The decentralized organizational form, non-proprietary standards, and tradition of cooperative exchange (sharing information and outsourcing for component parts) of electronics firms in California's Silicon Valley explain why the region was able to keep up with the fast pace of technological progress during the 1980s, while the vertically integrated firms of the Massachusetts Route 128 beltway fell behind.
Cross-scale (vertical) interactions among resource regimes must be planned in such a way that maximizes the benefits of interaction by higher levels of social organization (comprehensive planning with respect to ecosystems management and equity) and minimizes the disadvantages (bias towards economically and politically powerful parties).
From mathematical modeling of the risk factors and uncertainty involved in a party’s continued conflict, withdrawal from conflict or commitment to a peace agreement, the distributional aspects surrounding civil war negotiations are shown to determine the robustness and range of potential settlements; the actual moves of conflicting parties in civil wars are found to reflect the dynamics of game theoretical models.

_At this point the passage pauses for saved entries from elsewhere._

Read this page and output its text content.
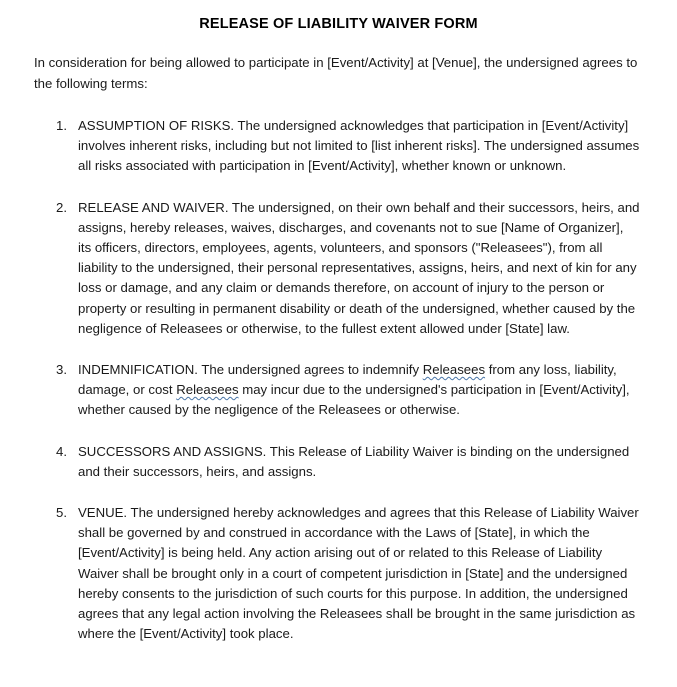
RELEASE OF LIABILITY WAIVER FORM

In consideration for being allowed to participate in [Event/Activity] at [Venue], the undersigned agrees to the following terms:

1. ASSUMPTION OF RISKS. The undersigned acknowledges that participation in [Event/Activity] involves inherent risks, including but not limited to [list inherent risks]. The undersigned assumes all risks associated with participation in [Event/Activity], whether known or unknown.
2. RELEASE AND WAIVER. The undersigned, on their own behalf and their successors, heirs, and assigns, hereby releases, waives, discharges, and covenants not to sue [Name of Organizer], its officers, directors, employees, agents, volunteers, and sponsors ("Releasees"), from all liability to the undersigned, their personal representatives, assigns, heirs, and next of kin for any loss or damage, and any claim or demands therefore, on account of injury to the person or property or resulting in permanent disability or death of the undersigned, whether caused by the negligence of Releasees or otherwise, to the fullest extent allowed under [State] law.
3. INDEMNIFICATION. The undersigned agrees to indemnify Releasees from any loss, liability, damage, or cost Releasees may incur due to the undersigned's participation in [Event/Activity], whether caused by the negligence of the Releasees or otherwise.
4. SUCCESSORS AND ASSIGNS. This Release of Liability Waiver is binding on the undersigned and their successors, heirs, and assigns.
5. VENUE. The undersigned hereby acknowledges and agrees that this Release of Liability Waiver shall be governed by and construed in accordance with the Laws of [State], in which the [Event/Activity] is being held. Any action arising out of or related to this Release of Liability Waiver shall be brought only in a court of competent jurisdiction in [State] and the undersigned hereby consents to the jurisdiction of such courts for this purpose. In addition, the undersigned agrees that any legal action involving the Releasees shall be brought in the same jurisdiction as where the [Event/Activity] took place.
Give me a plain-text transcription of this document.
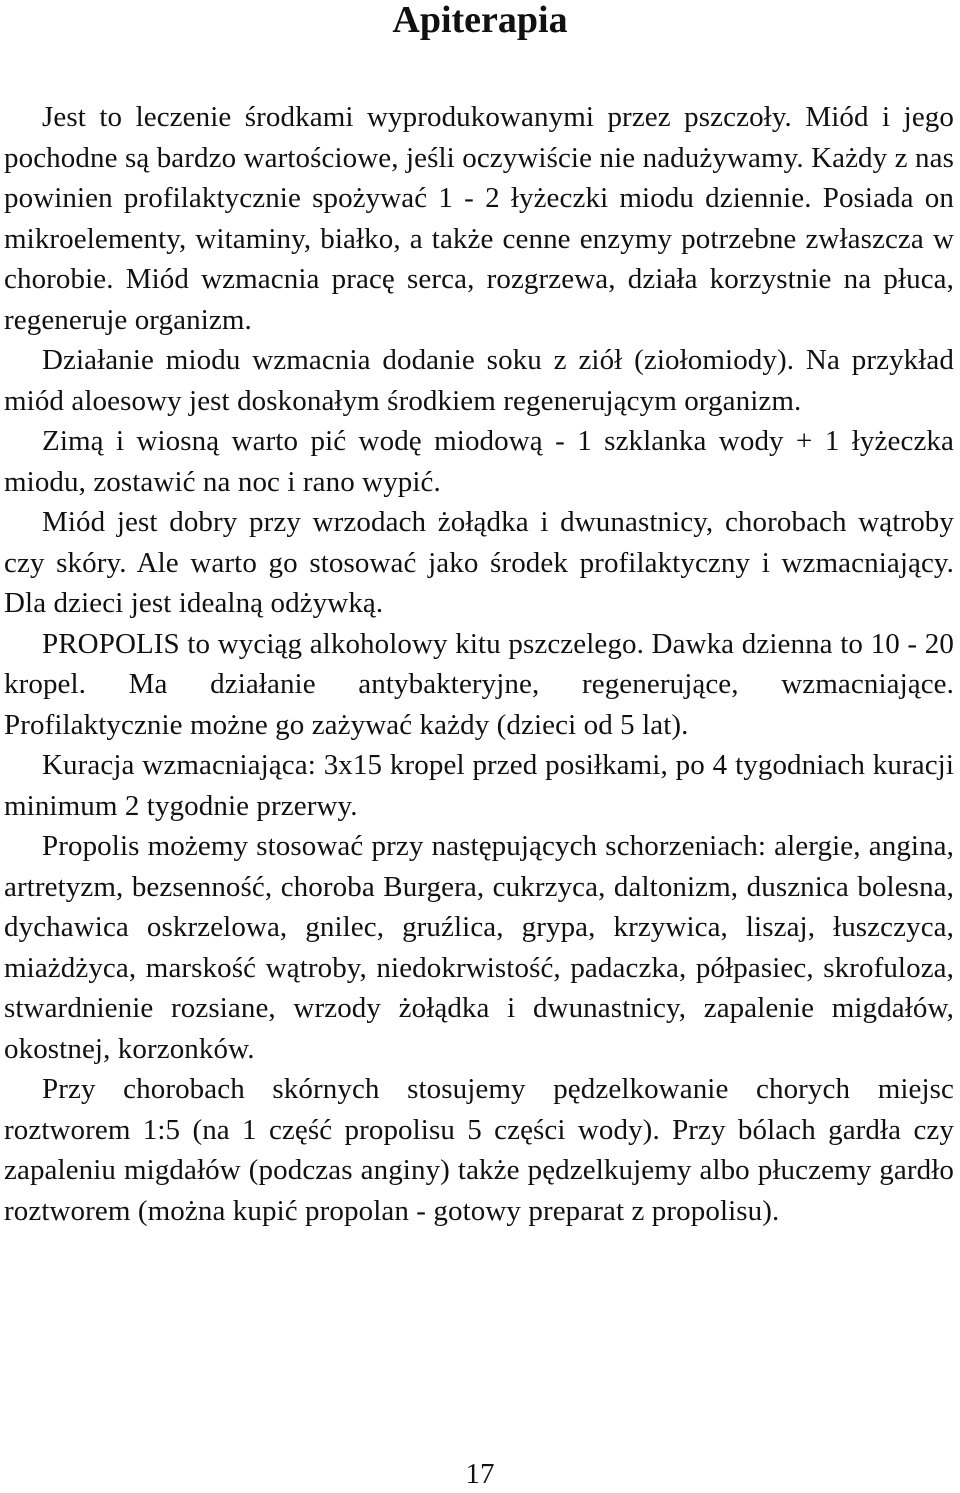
Apiterapia

Jest to leczenie środkami wyprodukowanymi przez pszczoły. Miód i jego pochodne są bardzo wartościowe, jeśli oczywiście nie nadużywamy. Każdy z nas powinien profilaktycznie spożywać 1 - 2 łyżeczki miodu dziennie. Posiada on mikroelementy, witaminy, białko, a także cenne enzymy potrzebne zwłaszcza w chorobie. Miód wzmacnia pracę serca, rozgrzewa, działa korzystnie na płuca, regeneruje organizm.

Działanie miodu wzmacnia dodanie soku z ziół (ziołomiody). Na przykład miód aloesowy jest doskonałym środkiem regenerującym organizm.

Zimą i wiosną warto pić wodę miodową - 1 szklanka wody + 1 łyżeczka miodu, zostawić na noc i rano wypić.

Miód jest dobry przy wrzodach żołądka i dwunastnicy, chorobach wątroby czy skóry. Ale warto go stosować jako środek profilaktyczny i wzmacniający. Dla dzieci jest idealną odżywką.

PROPOLIS to wyciąg alkoholowy kitu pszczelego. Dawka dzienna to 10 - 20 kropel. Ma działanie antybakteryjne, regenerujące, wzmacniające. Profilaktycznie możne go zażywać każdy (dzieci od 5 lat).

Kuracja wzmacniająca: 3x15 kropel przed posiłkami, po 4 tygodniach kuracji minimum 2 tygodnie przerwy.

Propolis możemy stosować przy następujących schorzeniach: alergie, angina, artretyzm, bezsenność, choroba Burgera, cukrzyca, daltonizm, dusznica bolesna, dychawica oskrzelowa, gnilec, gruźlica, grypa, krzywica, liszaj, łuszczyca, miażdżyca, marskość wątroby, niedokrwistość, padaczka, półpasiec, skrofuloza, stwardnienie rozsiane, wrzody żołądka i dwunastnicy, zapalenie migdałów, okostnej, korzonków.

Przy chorobach skórnych stosujemy pędzelkowanie chorych miejsc roztworem 1:5 (na 1 część propolisu 5 części wody). Przy bólach gardła czy zapaleniu migdałów (podczas anginy) także pędzelkujemy albo płuczemy gardło roztworem (można kupić propolan - gotowy preparat z propolisu).

17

The authors propose a market-based methodology, that accounts for public information, for predicting future outcomes using a small number of individuals participating in an imperfect information market and they verify the method demonstrating that predictions outperform the market and the best predictor in the group of participants.
Eric Raymond compares two styles of software development using his own experience as illustration -- the traditional top-down (Cathedral) approach and the bottom-up (Bazaar) approach -- and points out how Internet-enabled cooperation makes the Bazaar approach highly efficient for the right tasks.
Rational, self-interested individuals in large groups need a positive incentive or negative sanction delivered through institutional arrangements in order to provide themselves a collective good; in small groups the collective good itself can be incentive enough for individuals to cooperate.